Since Obama, the primary president to make use of an official account on the social media web site then known as Twitter, left workplace in January 2017, handing over on-line accounts has been a part of the transition course of between administrations. Some content material is archived, however these information usually stay in public view.
Federal company accounts, together with @StateDept on X, are handed alongside to the incoming administration intact, which means that posts made below earlier administrations stay seen on their timelines. The State Division additionally has publicly accessible archived variations of its web site below earlier administrations relationship again to President Invoice Clinton.

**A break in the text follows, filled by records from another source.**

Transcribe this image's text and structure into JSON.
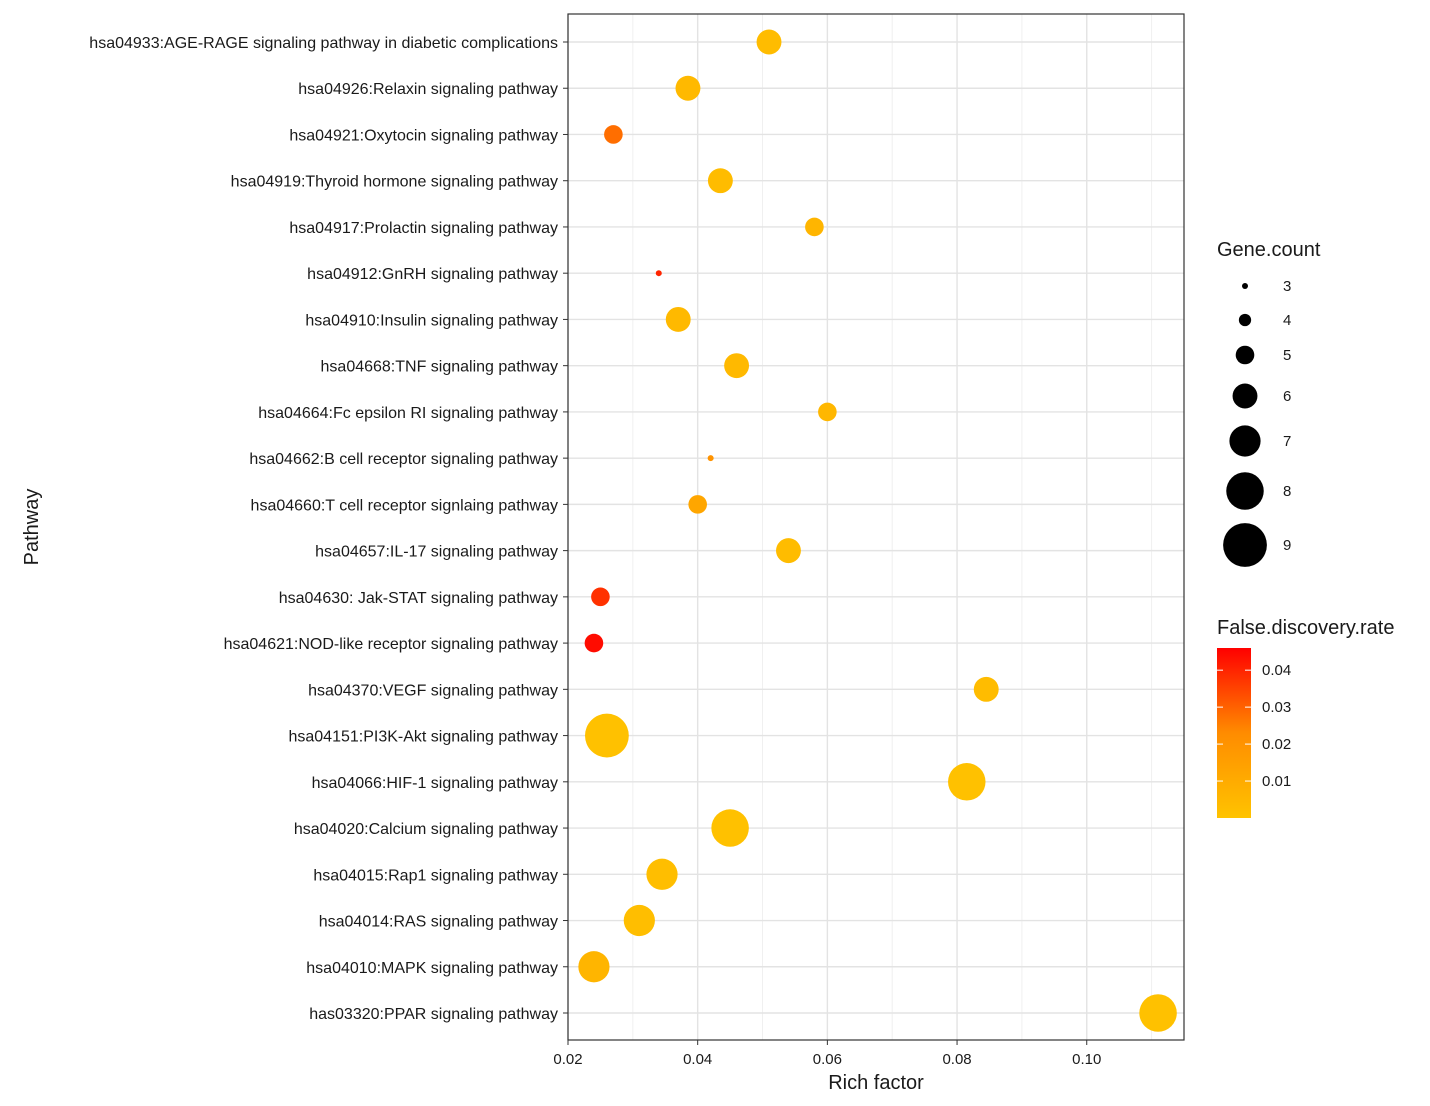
{
  "chart_data": {
    "type": "scatter",
    "xlabel": "Rich factor",
    "ylabel": "Pathway",
    "xlim": [
      0.02,
      0.115
    ],
    "x_ticks": [
      0.02,
      0.04,
      0.06,
      0.08,
      0.1
    ],
    "x_tick_labels": [
      "0.02",
      "0.04",
      "0.06",
      "0.08",
      "0.10"
    ],
    "grid": true,
    "points": [
      {
        "pathway": "hsa04933:AGE-RAGE signaling pathway in diabetic complications",
        "rich_factor": 0.051,
        "gene_count": 6,
        "fdr": 0.003
      },
      {
        "pathway": "hsa04926:Relaxin signaling pathway",
        "rich_factor": 0.0385,
        "gene_count": 6,
        "fdr": 0.004
      },
      {
        "pathway": "hsa04921:Oxytocin signaling pathway",
        "rich_factor": 0.027,
        "gene_count": 5,
        "fdr": 0.028
      },
      {
        "pathway": "hsa04919:Thyroid hormone signaling pathway",
        "rich_factor": 0.0435,
        "gene_count": 6,
        "fdr": 0.003
      },
      {
        "pathway": "hsa04917:Prolactin signaling pathway",
        "rich_factor": 0.058,
        "gene_count": 5,
        "fdr": 0.006
      },
      {
        "pathway": "hsa04912:GnRH signaling pathway",
        "rich_factor": 0.034,
        "gene_count": 3,
        "fdr": 0.04
      },
      {
        "pathway": "hsa04910:Insulin signaling pathway",
        "rich_factor": 0.037,
        "gene_count": 6,
        "fdr": 0.004
      },
      {
        "pathway": "hsa04668:TNF signaling pathway",
        "rich_factor": 0.046,
        "gene_count": 6,
        "fdr": 0.004
      },
      {
        "pathway": "hsa04664:Fc epsilon RI signaling pathway",
        "rich_factor": 0.06,
        "gene_count": 5,
        "fdr": 0.005
      },
      {
        "pathway": "hsa04662:B cell receptor signaling pathway",
        "rich_factor": 0.042,
        "gene_count": 3,
        "fdr": 0.02
      },
      {
        "pathway": "hsa04660:T cell receptor signlaing pathway",
        "rich_factor": 0.04,
        "gene_count": 5,
        "fdr": 0.012
      },
      {
        "pathway": "hsa04657:IL-17 signaling pathway",
        "rich_factor": 0.054,
        "gene_count": 6,
        "fdr": 0.003
      },
      {
        "pathway": "hsa04630: Jak-STAT signaling pathway",
        "rich_factor": 0.025,
        "gene_count": 5,
        "fdr": 0.038
      },
      {
        "pathway": "hsa04621:NOD-like receptor signaling pathway",
        "rich_factor": 0.024,
        "gene_count": 5,
        "fdr": 0.044
      },
      {
        "pathway": "hsa04370:VEGF signaling pathway",
        "rich_factor": 0.0845,
        "gene_count": 6,
        "fdr": 0.003
      },
      {
        "pathway": "hsa04151:PI3K-Akt signaling pathway",
        "rich_factor": 0.026,
        "gene_count": 9,
        "fdr": 0.001
      },
      {
        "pathway": "hsa04066:HIF-1 signaling pathway",
        "rich_factor": 0.0815,
        "gene_count": 8,
        "fdr": 0.001
      },
      {
        "pathway": "hsa04020:Calcium signaling pathway",
        "rich_factor": 0.045,
        "gene_count": 8,
        "fdr": 0.001
      },
      {
        "pathway": "hsa04015:Rap1 signaling pathway",
        "rich_factor": 0.0345,
        "gene_count": 7,
        "fdr": 0.002
      },
      {
        "pathway": "hsa04014:RAS signaling pathway",
        "rich_factor": 0.031,
        "gene_count": 7,
        "fdr": 0.002
      },
      {
        "pathway": "hsa04010:MAPK signaling pathway",
        "rich_factor": 0.024,
        "gene_count": 7,
        "fdr": 0.006
      },
      {
        "pathway": "has03320:PPAR signaling pathway",
        "rich_factor": 0.111,
        "gene_count": 8,
        "fdr": 0.001
      }
    ],
    "size_legend": {
      "title": "Gene.count",
      "values": [
        3,
        4,
        5,
        6,
        7,
        8,
        9
      ],
      "labels": [
        "3",
        "4",
        "5",
        "6",
        "7",
        "8",
        "9"
      ]
    },
    "color_legend": {
      "title": "False.discovery.rate",
      "range": [
        0.0,
        0.046
      ],
      "ticks": [
        0.04,
        0.03,
        0.02,
        0.01
      ],
      "tick_labels": [
        "0.04",
        "0.03",
        "0.02",
        "0.01"
      ],
      "low_color": "#FFC300",
      "mid_color": "#FF8C00",
      "high_color": "#FF0000"
    }
  }
}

Some high-profile accounts, together with these of the president, vice chairman, first girl and White Home, are dealt with in a different way. For instance, the @POTUS deal with on X is handed over from one president to the following with its present roster of followers, however posts from the outgoing president are moved to a brand new archive account, similar to @POTUS44 for Obama, @POTUS45 for the primary Trump time period and @POTUS46Archive for Biden.
The State Division steerage says the X removals don’t apply to official accounts which can be already dormant and marked as “archived,” just like the @SecPompeo account utilized by Trump’s first-term secretary of state, Mike Pompeo.
New York Mayor Zohran Mamdani just lately confronted related questions and issues about transparency and preserving authorities information after his administration started to delete posts made by his predecessor, Eric Adams, below the @NYCMayor deal with on X. Nevertheless, Adams’ posts might be present in a public archive maintained by town.
Because the State Division archives previous posts, different businesses publish excessive content material
In isolation, the elimination of State Division social media content material is a minor change unrelated to bigger overhauls of American diplomacy and overseas coverage and the administration’s widespread adjustments to the federal forms.
However Trump’s second-term messaging technique has been outlined by a mindset that social media content material is governing and that governing can be achieved via content material creation.
The Division of Homeland Safety, the Labor Division and different federal authorities accounts have shared posts that include white supremacist rhetoric and nods to conspiracy theories like QAnon. And Trump administration staffers continuously use X to spar with critics and publish memes that help the president.
On Friday, Trump confronted uncharacteristic pushback from some fellow Republicans after sharing a video on his social media web site that contained false claims of election fraud — and a brief snippet of an unrelated video that contained a racist depiction of former President Obama and first girl Michelle Obama as apes.
That publish was deleted, after the White Home initially defended it as an “web meme.”